The Last Word - May 2015
Body, Blood, Soul and Divinity
The ancient Romans persecuted Christians for many reasons. Some those reasons were based on misunderstandings of what Christians were all about. One of those misunderstandings has to do with the Eucharist. Romans heard rumors about eating a man's body and drinking his blood, and they quite understandably thought this might be cannibalism. The charge sounds outrageous to you and to me, but you have to admit, it is not hard to see how someone could get that impression.
I used to interview all the children making first Communion in the parish. I no longer do that because I now have three parishes and many more children. In those interviews, I was always very careful about how I spoke about the real presence of Christ in the Eucharist. Children can be very literal-minded and talking about drinking someone's blood (even that of Christ) could be confusing, if not downright distressing.
I am also rather uncomfortable with what are sometimes referred to as the Eucharistic miracles often dating back to the Middle Ages. Stories of these miracles speak about hosts that began to bleed or hosts that appeared to turn into a mass of living flesh. The faithful are not bound to believe in these things. Every Christian is free to make up his or her own mind. No Christian, indeed, is ever required to believe in any private revelation, even when that private revelation (such as those of Fatima or Lourdes) is approved by the Church. I realize that some Catholics may find such reports helpful to their faith and that is wonderful. But for me (and you can certainly disagree) the stories of these Eucharistic miracles distract from the full meaning of the Eucharist rather than advancing true devotion. Maybe it is just me?
You see, the Church has always taught and declared in the decrees of the Council of Trent that the whole Christ is present in each of the forms or species of the Eucharist. That is, the whole Christ is present under the form of bread after the consecration: "Body, Blood, Soul and Divinity." Similarly, the whole Christ, "Body, Blood, Soul and Divinity," is present under the form of wine after the consecration. It is never only the Body of Christ under the form of bread or only the Blood of Christ under the form of wine. It is those things but not only. The bread is truly changed, and the wine is truly changed. And we refer to them respectively as the Body and Blood of Christ, and so, they are by the power of the words of consecration. But, the Body is never present without the whole resurrected person of Christ, and the Blood is never present without the whole resurrected Christ. Christ is present in the Eucharist, whole and complete. That is why it is rightly said that even if you receive holy Communion only under the species of the bread and do not receive under both kinds, you still receive the whole Christ.

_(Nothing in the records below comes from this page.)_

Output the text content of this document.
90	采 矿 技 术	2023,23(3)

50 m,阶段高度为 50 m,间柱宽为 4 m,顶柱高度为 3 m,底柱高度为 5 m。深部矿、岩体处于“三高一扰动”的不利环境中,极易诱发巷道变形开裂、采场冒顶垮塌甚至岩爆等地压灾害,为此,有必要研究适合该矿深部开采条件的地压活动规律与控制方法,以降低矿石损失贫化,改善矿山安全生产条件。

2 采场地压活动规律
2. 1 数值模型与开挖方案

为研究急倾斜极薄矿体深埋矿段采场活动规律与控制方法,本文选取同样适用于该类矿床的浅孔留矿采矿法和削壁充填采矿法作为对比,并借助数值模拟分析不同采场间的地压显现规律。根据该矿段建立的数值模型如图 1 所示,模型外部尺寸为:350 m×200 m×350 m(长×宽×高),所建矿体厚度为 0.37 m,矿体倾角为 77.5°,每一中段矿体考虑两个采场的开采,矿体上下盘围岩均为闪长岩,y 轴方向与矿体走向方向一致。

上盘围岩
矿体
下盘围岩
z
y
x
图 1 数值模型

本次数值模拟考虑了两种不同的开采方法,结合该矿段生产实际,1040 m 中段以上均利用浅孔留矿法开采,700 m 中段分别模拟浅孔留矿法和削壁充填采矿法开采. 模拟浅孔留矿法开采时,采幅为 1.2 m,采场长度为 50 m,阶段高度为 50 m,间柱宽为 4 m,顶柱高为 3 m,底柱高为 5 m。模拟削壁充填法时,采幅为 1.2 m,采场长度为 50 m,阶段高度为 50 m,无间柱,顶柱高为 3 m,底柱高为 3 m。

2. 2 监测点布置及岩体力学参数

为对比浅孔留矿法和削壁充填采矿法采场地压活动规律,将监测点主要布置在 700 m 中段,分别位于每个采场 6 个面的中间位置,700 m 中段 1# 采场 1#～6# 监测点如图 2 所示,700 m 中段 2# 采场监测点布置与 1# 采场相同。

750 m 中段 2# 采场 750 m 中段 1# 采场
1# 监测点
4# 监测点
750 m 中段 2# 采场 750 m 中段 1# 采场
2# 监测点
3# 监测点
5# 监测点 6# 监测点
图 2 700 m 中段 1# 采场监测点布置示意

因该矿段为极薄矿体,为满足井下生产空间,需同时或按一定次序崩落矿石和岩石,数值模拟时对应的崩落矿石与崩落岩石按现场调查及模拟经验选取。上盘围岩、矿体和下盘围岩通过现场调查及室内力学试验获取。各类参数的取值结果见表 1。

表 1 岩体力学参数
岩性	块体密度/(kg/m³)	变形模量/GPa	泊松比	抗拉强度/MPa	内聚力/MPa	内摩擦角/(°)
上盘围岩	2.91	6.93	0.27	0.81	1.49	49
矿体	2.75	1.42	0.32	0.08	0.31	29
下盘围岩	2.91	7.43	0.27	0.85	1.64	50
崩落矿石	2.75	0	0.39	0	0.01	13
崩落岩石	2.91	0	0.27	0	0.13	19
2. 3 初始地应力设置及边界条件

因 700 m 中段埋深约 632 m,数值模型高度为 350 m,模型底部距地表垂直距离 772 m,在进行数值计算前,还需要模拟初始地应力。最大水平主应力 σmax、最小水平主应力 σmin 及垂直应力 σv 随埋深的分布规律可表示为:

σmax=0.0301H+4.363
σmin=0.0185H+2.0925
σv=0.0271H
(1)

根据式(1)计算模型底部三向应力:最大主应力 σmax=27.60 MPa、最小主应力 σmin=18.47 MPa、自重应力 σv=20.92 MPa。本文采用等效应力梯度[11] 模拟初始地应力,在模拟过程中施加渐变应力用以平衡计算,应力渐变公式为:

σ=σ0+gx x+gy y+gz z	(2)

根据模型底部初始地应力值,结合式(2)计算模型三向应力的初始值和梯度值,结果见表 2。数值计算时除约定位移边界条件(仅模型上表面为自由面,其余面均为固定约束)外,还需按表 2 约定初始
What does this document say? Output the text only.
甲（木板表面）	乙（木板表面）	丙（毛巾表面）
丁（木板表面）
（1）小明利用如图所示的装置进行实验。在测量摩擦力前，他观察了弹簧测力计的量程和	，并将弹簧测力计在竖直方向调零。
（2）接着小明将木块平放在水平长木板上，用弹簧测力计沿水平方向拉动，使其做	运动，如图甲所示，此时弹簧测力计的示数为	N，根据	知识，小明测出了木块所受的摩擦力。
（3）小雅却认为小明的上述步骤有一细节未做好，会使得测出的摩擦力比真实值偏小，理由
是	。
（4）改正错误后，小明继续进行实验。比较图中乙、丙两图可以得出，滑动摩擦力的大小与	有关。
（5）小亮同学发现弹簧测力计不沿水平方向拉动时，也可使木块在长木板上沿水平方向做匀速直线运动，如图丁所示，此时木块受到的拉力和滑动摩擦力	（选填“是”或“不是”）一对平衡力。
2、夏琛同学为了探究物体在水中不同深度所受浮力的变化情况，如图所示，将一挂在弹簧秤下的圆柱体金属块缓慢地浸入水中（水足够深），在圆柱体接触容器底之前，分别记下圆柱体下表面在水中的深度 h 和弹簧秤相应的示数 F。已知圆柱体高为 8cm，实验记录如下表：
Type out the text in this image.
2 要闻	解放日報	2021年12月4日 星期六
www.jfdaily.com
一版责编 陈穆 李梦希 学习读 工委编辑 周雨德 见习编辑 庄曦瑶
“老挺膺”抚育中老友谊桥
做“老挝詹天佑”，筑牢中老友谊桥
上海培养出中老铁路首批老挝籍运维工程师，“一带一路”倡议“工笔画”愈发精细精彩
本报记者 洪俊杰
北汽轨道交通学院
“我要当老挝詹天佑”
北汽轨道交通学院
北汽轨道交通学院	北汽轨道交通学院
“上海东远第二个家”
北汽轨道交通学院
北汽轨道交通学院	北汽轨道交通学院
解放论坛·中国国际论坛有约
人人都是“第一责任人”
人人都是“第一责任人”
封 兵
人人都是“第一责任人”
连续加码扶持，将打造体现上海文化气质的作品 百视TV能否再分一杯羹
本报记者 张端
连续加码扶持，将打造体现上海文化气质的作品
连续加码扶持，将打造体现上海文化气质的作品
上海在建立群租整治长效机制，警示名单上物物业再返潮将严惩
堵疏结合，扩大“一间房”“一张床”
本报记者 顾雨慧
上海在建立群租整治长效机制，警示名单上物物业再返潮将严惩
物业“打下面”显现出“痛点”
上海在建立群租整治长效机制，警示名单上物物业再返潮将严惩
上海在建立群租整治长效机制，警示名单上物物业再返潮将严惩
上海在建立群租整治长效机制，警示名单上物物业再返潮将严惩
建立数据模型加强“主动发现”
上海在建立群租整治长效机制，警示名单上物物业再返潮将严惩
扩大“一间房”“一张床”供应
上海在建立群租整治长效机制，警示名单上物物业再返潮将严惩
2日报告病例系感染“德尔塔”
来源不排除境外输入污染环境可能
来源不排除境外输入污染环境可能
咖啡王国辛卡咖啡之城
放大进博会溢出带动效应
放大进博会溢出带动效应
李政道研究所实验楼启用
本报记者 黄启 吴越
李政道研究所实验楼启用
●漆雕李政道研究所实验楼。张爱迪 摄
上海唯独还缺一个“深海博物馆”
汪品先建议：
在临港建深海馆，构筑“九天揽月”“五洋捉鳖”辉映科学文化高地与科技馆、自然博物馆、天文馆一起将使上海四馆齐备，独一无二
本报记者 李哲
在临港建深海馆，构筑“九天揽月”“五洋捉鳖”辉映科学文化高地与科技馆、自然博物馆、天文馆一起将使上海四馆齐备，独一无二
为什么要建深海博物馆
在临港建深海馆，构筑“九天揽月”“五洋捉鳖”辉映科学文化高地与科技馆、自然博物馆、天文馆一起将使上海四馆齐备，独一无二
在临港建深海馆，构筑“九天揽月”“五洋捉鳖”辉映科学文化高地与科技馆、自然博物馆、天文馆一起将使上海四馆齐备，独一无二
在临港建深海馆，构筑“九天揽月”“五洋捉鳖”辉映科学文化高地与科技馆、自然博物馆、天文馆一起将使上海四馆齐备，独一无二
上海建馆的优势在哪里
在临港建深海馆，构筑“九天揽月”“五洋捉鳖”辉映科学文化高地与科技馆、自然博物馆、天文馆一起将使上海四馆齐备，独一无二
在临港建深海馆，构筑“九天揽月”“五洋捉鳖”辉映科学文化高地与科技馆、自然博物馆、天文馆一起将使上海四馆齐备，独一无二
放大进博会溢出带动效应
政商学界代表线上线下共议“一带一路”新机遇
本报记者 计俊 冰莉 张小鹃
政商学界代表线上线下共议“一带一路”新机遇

So, while I absolutely believe that the bread becomes His Body and the wine becomes His Blood, I sometimes prefer to speak of Christ giving Himself to us in the Eucharist; Christ entering into Communion with us. Maybe I am wrong, but I think that is sometimes more helpful and more clear. And, I think that makes it easier to speak of the presence of Christ in the Eucharist rather than leaving open the possibility of misunderstanding.